Al riguardo non c'è dubbio: dei pezzi di territorio vengono sottratti alla cultura e alla gestione dei popoli che vi abitano da millenni, impedendo loro persino l'accesso e compensandoli con una mancia. Ma le mance e i sussidi non sono mai un buon sistema per aiutare un paese nello sviluppo, anzi di norma fanno cadere le motivazioni a essere artefici del proprio destino.

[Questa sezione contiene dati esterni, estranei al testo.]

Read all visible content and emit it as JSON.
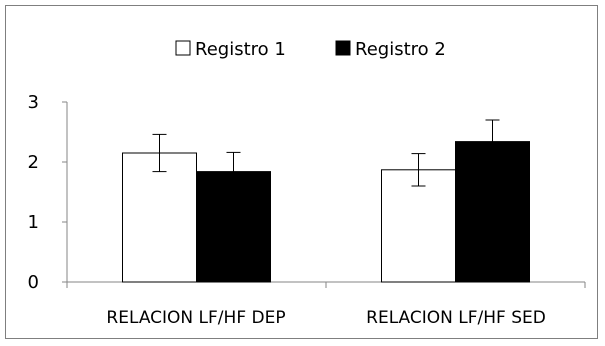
{
  "chart_data": {
    "type": "bar",
    "categories": [
      "RELACION LF/HF DEP",
      "RELACION LF/HF SED"
    ],
    "series": [
      {
        "name": "Registro 1",
        "values": [
          2.15,
          1.87
        ],
        "error": [
          0.31,
          0.27
        ],
        "color": "#ffffff"
      },
      {
        "name": "Registro 2",
        "values": [
          1.84,
          2.34
        ],
        "error": [
          0.32,
          0.36
        ],
        "color": "#000000"
      }
    ],
    "ylim": [
      0,
      3
    ],
    "yticks": [
      "0",
      "1",
      "2",
      "3"
    ],
    "legend_position": "top-center",
    "grid": false
  }
}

Ciò non toglie che il problema del possibile contrasto tra conservazione della natura e lotta alla povertà esista e che non sia emersa finora una ricetta vincente. Eppure è un tema cruciale di cui tutti sono consapevoli, a cominciare dalle Nazioni Unite e dalla stessa Banca Mondiale. Il punto di vista tradizionale del nord del mondo per lungo tempo è stato questo: «puntare sullo sviluppo economico e assumere che i problemi ambientali sarebbero stati risolti in seguito»; come a dire che l'ambiente pulito e la biodiversità sono un lusso che ci si può permettere di affrontare solo quando il problema della fame sia stato risolto. Ma si è capito abbastanza presto, almeno dagli anni `80 del secolo scorso, e poi nel 1992 con nettezza alla «Conferenza di Rio sull'ambiente e lo sviluppo», che occorreva un approccio integrato, se non altro perché i paesi più poveri in dollari sono anche i più ricchi in biodiversità: non hanno fatto in tempo a distruggerla, come abbiamo fatto invece noi europei, e in ogni caso sono quasi sempre in aree geografiche che per natura sono biodiverse, per esempio tropicali.

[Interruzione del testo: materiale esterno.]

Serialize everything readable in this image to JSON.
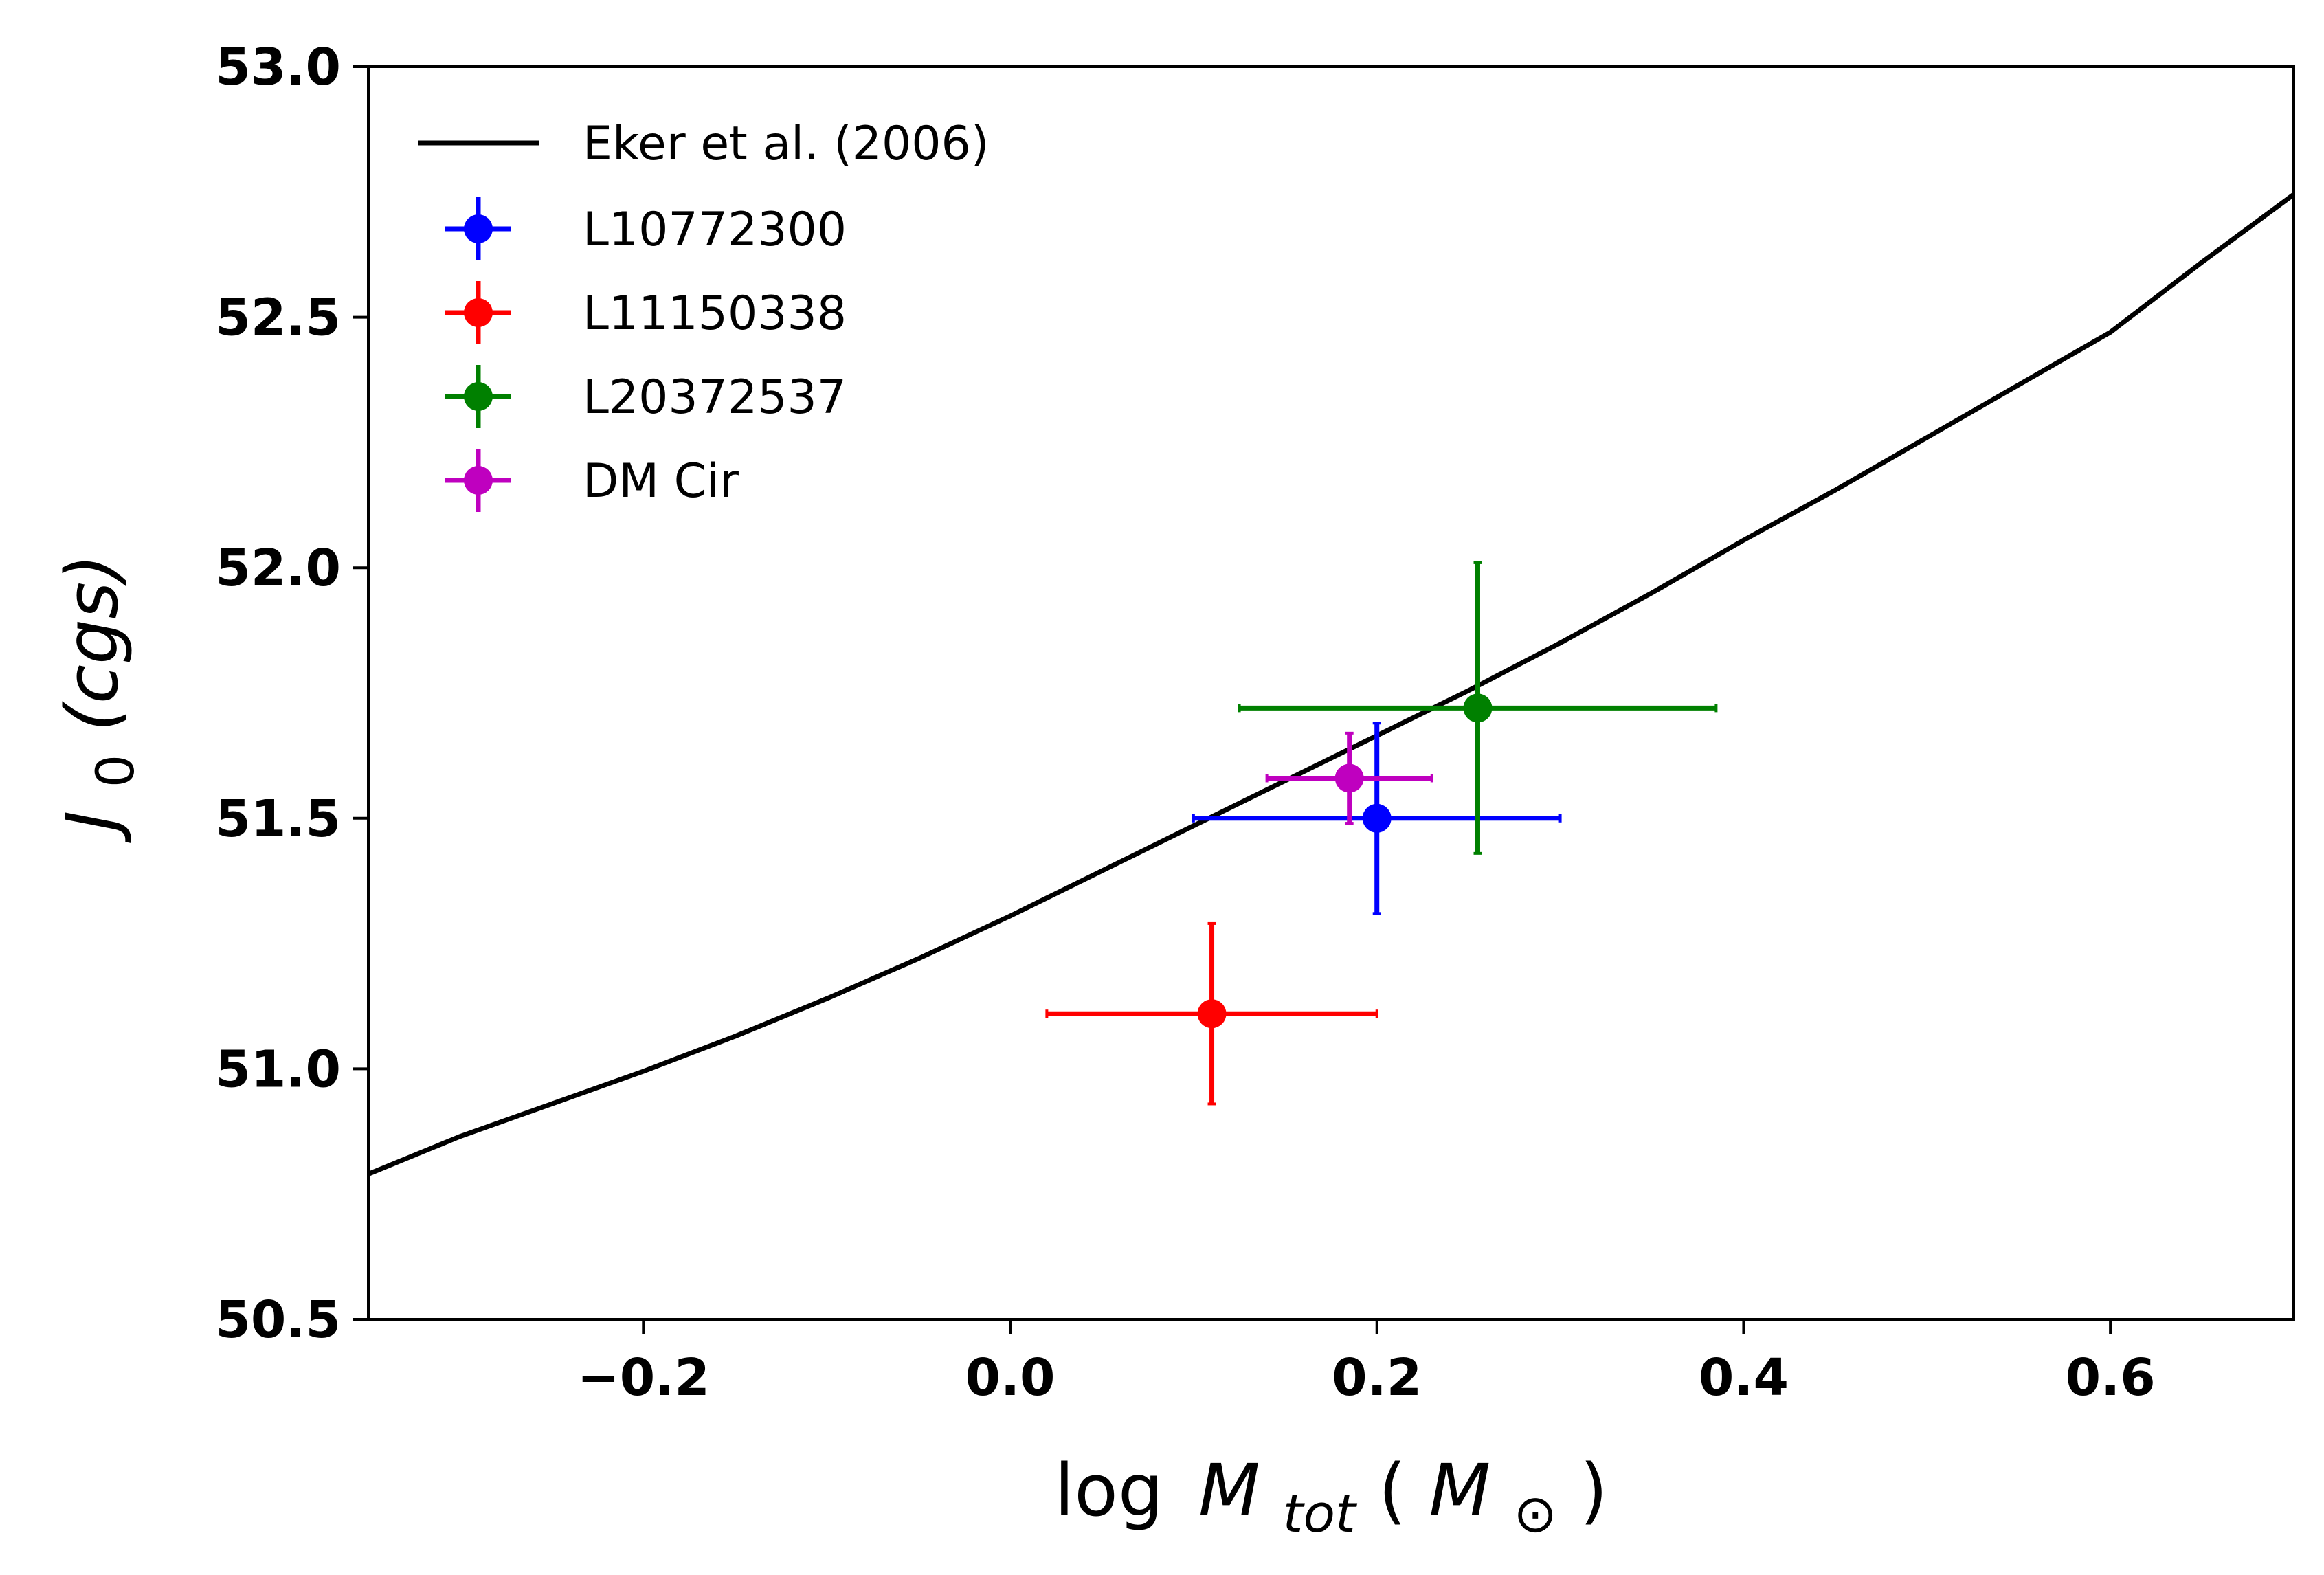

Più nettamente ancora il World Summit di Joannesburg, nel 2002, legava lo sviluppo sostenibile alla giustizia e alla lotta alla povertà.
Tutti d'accordo insomma, ma i risultati sono scarsi, anche se non mancano esperienze pilota importanti in quel filone chiamato «pro poor conservation», ovvero conservazione della natura a beneficio dei più poveri.
Il punto di vista più netto suona così: «le popolazioni locali marginalizzate dipendono per la loro stessa vita dal fatto di vivere in un ecosistema biodiverso e dunque la loro qualità di vita può essere migliorata attraverso opportune attività di conservazione, la quale dunque è uno strumento per combattere la povertà, attraverso un uso sostenibile delle risorse naturali». (Adam et al., «Biodiversity Conservation and the Eradication of Poverty», Science, vol. 306, pag. 1146). Detta in altre parole: la diversità biologica è un valore non solo morale, ma pratico e persino economico, e solo i «locali» sanno difenderla e valorizzarla. Questo saggio modello è completamente opposto a quello delineato da tanti studiosi occidentali: riserve selvagge per i turisti e coltivazioni Ogm per gli abitanti storici.